From the several interventions made by so many people including, Prof. Pat Utomi, the Lagos State House of Assembly Speaker, Michael Anyiam-Osuigwe, Stella Okoli of Emzor, A.B.C Nwosu, Nze Mark Odu, Dr. Lekan Pitan, Doyin Okupe, Leo Stan Eke, Asagba (Prof.) Chike Edozien, Chief M. T. Mbu and many others, Ohakim’s gospel is in order. Couldn’t understand why the former Senate President, Ken Nnamani refused to speak but I know he prefers to watch and see others talk. He had already done so much talking on this issue and he would rather watch others talk. But then, I am sure that Ohakim is not carried away by the raucous applause that greeted his presentation. I am sure that he wasn’t carried away by the flattering attendance that swarmed the hall to hear him. I am sure he didn’t walk away with the impression that the limitations he bemoaned in the lecture that have so far robbed Igbo of the need to get serious and act is about being solved by the affirmation of the largely complimentary card-seeking audience that received his lecture with seeming enthusiasm.
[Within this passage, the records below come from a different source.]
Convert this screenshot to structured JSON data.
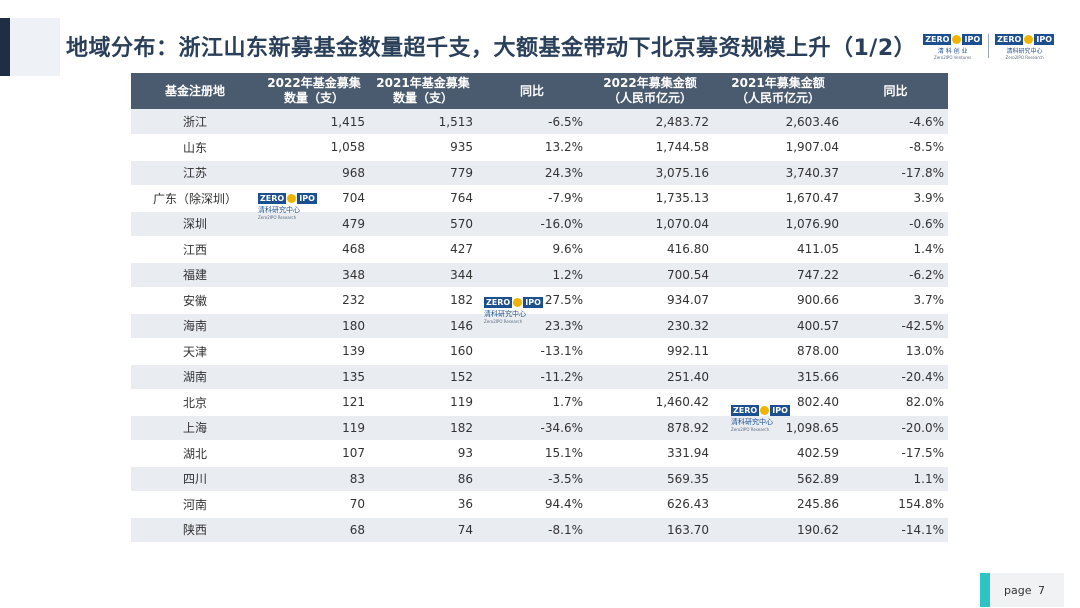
{
  "title": "地域分布：浙江山东新募基金数量超千支，大额基金带动下北京募资规模上升（1/2）",
  "logos": {
    "left": {
      "mark_left": "ZERO",
      "mark_right": "IPO",
      "cn": "清 科 创 业",
      "en": "Zero2IPO Ventures"
    },
    "right": {
      "mark_left": "ZERO",
      "mark_right": "IPO",
      "cn": "清科研究中心",
      "en": "Zero2IPO Research"
    }
  },
  "watermark": {
    "mark_left": "ZERO",
    "mark_right": "IPO",
    "cn": "清科研究中心",
    "en": "Zero2IPO Research"
  },
  "table": {
    "headers": [
      "基金注册地",
      "2022年基金募集\n数量（支）",
      "2021年基金募集\n数量（支）",
      "同比",
      "2022年募集金额\n（人民币亿元）",
      "2021年募集金额\n（人民币亿元）",
      "同比"
    ],
    "rows": [
      [
        "浙江",
        "1,415",
        "1,513",
        "-6.5%",
        "2,483.72",
        "2,603.46",
        "-4.6%"
      ],
      [
        "山东",
        "1,058",
        "935",
        "13.2%",
        "1,744.58",
        "1,907.04",
        "-8.5%"
      ],
      [
        "江苏",
        "968",
        "779",
        "24.3%",
        "3,075.16",
        "3,740.37",
        "-17.8%"
      ],
      [
        "广东（除深圳）",
        "704",
        "764",
        "-7.9%",
        "1,735.13",
        "1,670.47",
        "3.9%"
      ],
      [
        "深圳",
        "479",
        "570",
        "-16.0%",
        "1,070.04",
        "1,076.90",
        "-0.6%"
      ],
      [
        "江西",
        "468",
        "427",
        "9.6%",
        "416.80",
        "411.05",
        "1.4%"
      ],
      [
        "福建",
        "348",
        "344",
        "1.2%",
        "700.54",
        "747.22",
        "-6.2%"
      ],
      [
        "安徽",
        "232",
        "182",
        "27.5%",
        "934.07",
        "900.66",
        "3.7%"
      ],
      [
        "海南",
        "180",
        "146",
        "23.3%",
        "230.32",
        "400.57",
        "-42.5%"
      ],
      [
        "天津",
        "139",
        "160",
        "-13.1%",
        "992.11",
        "878.00",
        "13.0%"
      ],
      [
        "湖南",
        "135",
        "152",
        "-11.2%",
        "251.40",
        "315.66",
        "-20.4%"
      ],
      [
        "北京",
        "121",
        "119",
        "1.7%",
        "1,460.42",
        "802.40",
        "82.0%"
      ],
      [
        "上海",
        "119",
        "182",
        "-34.6%",
        "878.92",
        "1,098.65",
        "-20.0%"
      ],
      [
        "湖北",
        "107",
        "93",
        "15.1%",
        "331.94",
        "402.59",
        "-17.5%"
      ],
      [
        "四川",
        "83",
        "86",
        "-3.5%",
        "569.35",
        "562.89",
        "1.1%"
      ],
      [
        "河南",
        "70",
        "36",
        "94.4%",
        "626.43",
        "245.86",
        "154.8%"
      ],
      [
        "陕西",
        "68",
        "74",
        "-8.1%",
        "163.70",
        "190.62",
        "-14.1%"
      ]
    ]
  },
  "footer": {
    "page_label": "page",
    "page_number": "7"
  },
  "colors": {
    "header_bg": "#4b5b6f",
    "row_alt_bg": "#e9ecf1",
    "title": "#2a3f5a",
    "accent": "#2ec4c4"
  }
}
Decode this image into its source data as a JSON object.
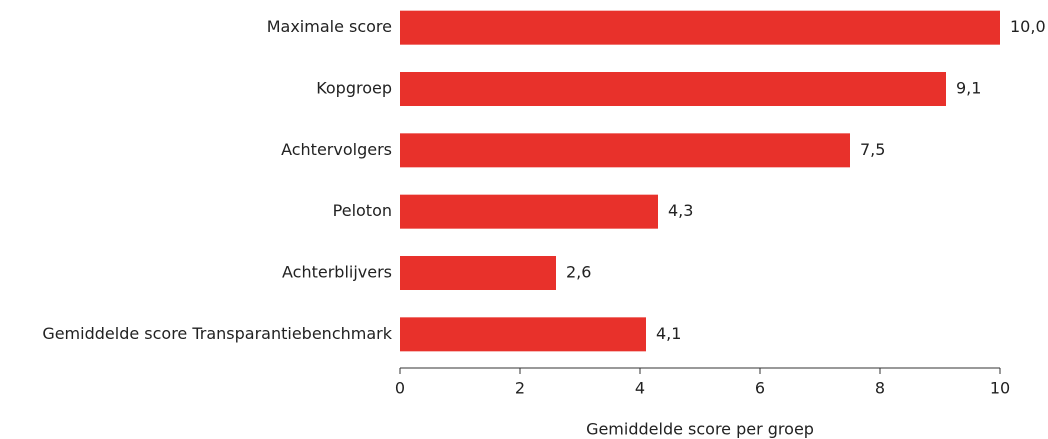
{
  "chart_data": {
    "type": "bar",
    "orientation": "horizontal",
    "categories": [
      "Maximale score",
      "Kopgroep",
      "Achtervolgers",
      "Peloton",
      "Achterblijvers",
      "Gemiddelde score Transparantiebenchmark"
    ],
    "values": [
      10.0,
      9.1,
      7.5,
      4.3,
      2.6,
      4.1
    ],
    "value_labels": [
      "10,0",
      "9,1",
      "7,5",
      "4,3",
      "2,6",
      "4,1"
    ],
    "color": "#e8312b",
    "xlabel": "Gemiddelde score per groep",
    "xlim": [
      0,
      10
    ],
    "xticks": [
      0,
      2,
      4,
      6,
      8,
      10
    ],
    "grid": false
  }
}
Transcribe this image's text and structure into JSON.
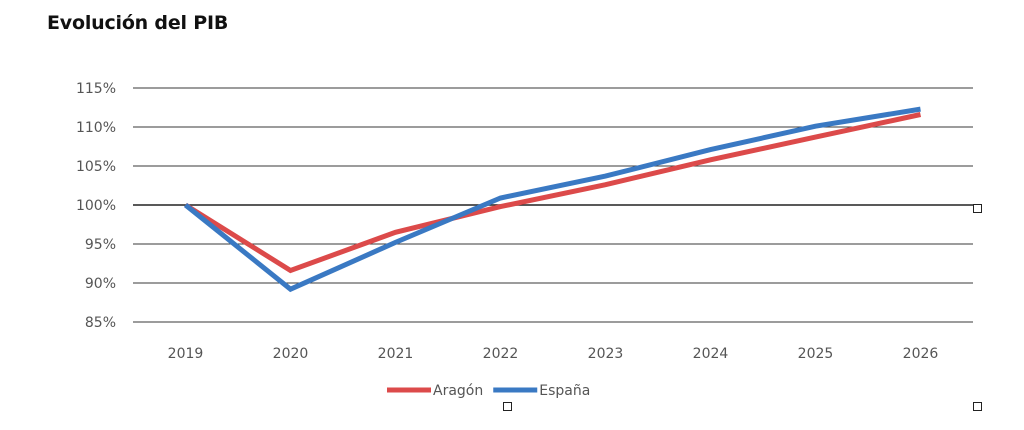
{
  "chart_data": {
    "type": "line",
    "title": "Evolución del PIB",
    "xlabel": "",
    "ylabel": "",
    "categories": [
      "2019",
      "2020",
      "2021",
      "2022",
      "2023",
      "2024",
      "2025",
      "2026"
    ],
    "ylim": [
      85,
      115
    ],
    "yticks": [
      85,
      90,
      95,
      100,
      105,
      110,
      115
    ],
    "ytick_labels": [
      "85%",
      "90%",
      "95%",
      "100%",
      "105%",
      "110%",
      "115%"
    ],
    "grid": "horizontal",
    "reference_line": 100,
    "legend_position": "bottom-center",
    "series": [
      {
        "name": "Aragón",
        "color": "#dc4a4a",
        "values": [
          100,
          91.6,
          96.5,
          99.8,
          102.6,
          105.8,
          108.7,
          111.6
        ]
      },
      {
        "name": "España",
        "color": "#3a79c3",
        "values": [
          100,
          89.2,
          95.2,
          100.9,
          103.7,
          107.1,
          110.1,
          112.3
        ]
      }
    ]
  }
}
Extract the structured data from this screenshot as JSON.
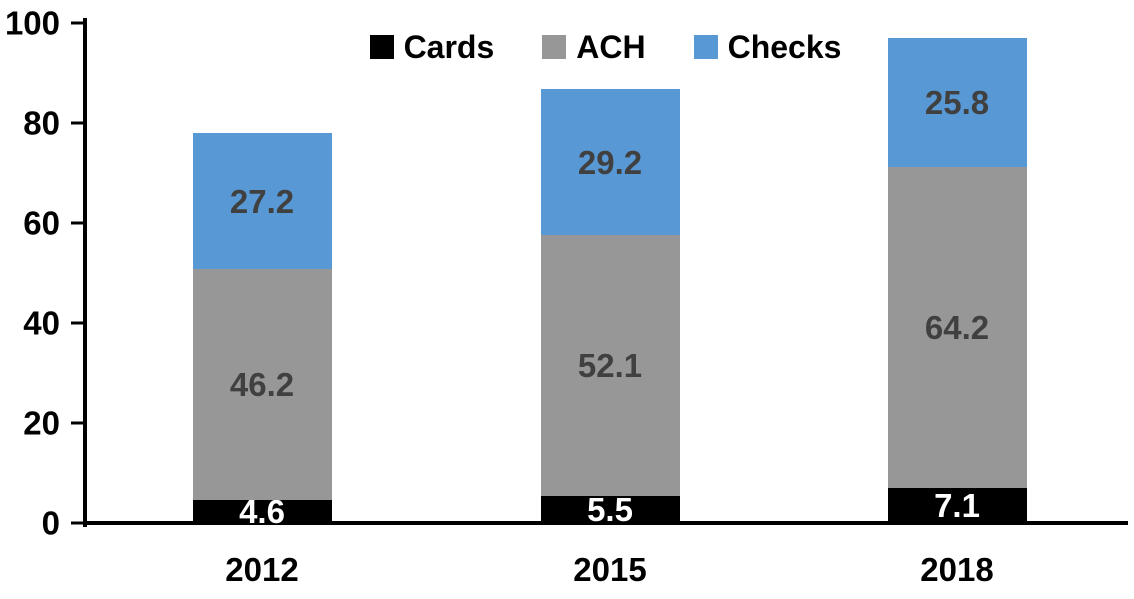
{
  "chart_data": {
    "type": "bar",
    "stacked": true,
    "title": "",
    "xlabel": "",
    "ylabel": "",
    "categories": [
      "2012",
      "2015",
      "2018"
    ],
    "series": [
      {
        "name": "Cards",
        "values": [
          4.6,
          5.5,
          7.1
        ],
        "color": "#000000",
        "label_color": "#ffffff"
      },
      {
        "name": "ACH",
        "values": [
          46.2,
          52.1,
          64.2
        ],
        "color": "#979797",
        "label_color": "#404040"
      },
      {
        "name": "Checks",
        "values": [
          27.2,
          29.2,
          25.8
        ],
        "color": "#5898d4",
        "label_color": "#404040"
      }
    ],
    "totals": [
      78.0,
      86.8,
      97.1
    ],
    "ylim": [
      0,
      100
    ],
    "yticks": [
      0,
      20,
      40,
      60,
      80,
      100
    ],
    "grid": false,
    "legend_position": "top-center",
    "axis_color": "#000000",
    "background_color": "#ffffff",
    "value_format": "0.0"
  }
}
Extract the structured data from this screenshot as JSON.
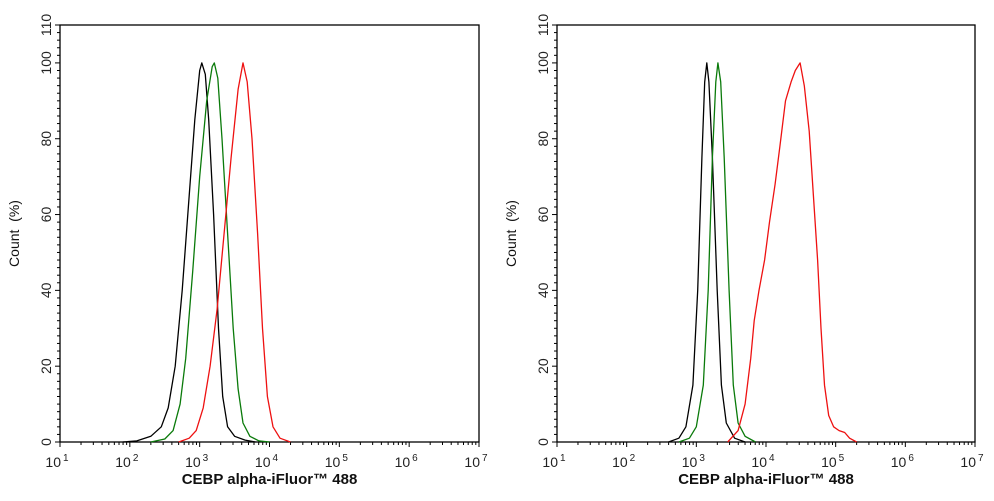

I am sure he was not led to believe that newer converts to the quest for Igbo re-discovery were recruited by his well-aimed shots. If he is, he should know that much of the battle to banish the nsiko mentality among Ndigbo rests with him and his brother governors. They have started well by bonding together and looking at Igbo problems with native binoculars, not kens forced on them by the occupations forces, as we witnessed in the period between 1999 and 2007. they have done well by identifying the problems and being bold to voice them out instead of looking over the shoulders on how some godfathers will feel with their free opinions, as we have had for long. They should however understand that much depends on what they do in the next three years to give teeth to the problem most of them have correctly identified. He should seek to strike a nexus between the issues and prescriptions he reeled in his lecture and the business that took place in Awka on April 25th and 26th. Luckily, Aka Ikenga was involved in all these so it should not be hard for him to work now and see that the prescriptions from Awka are fleshed up to give real meaning to the Igbo quest for fulfillment in the Nigerian polity. That is the reason he was elected and anything less shows he was merely grandstanding in Lagos.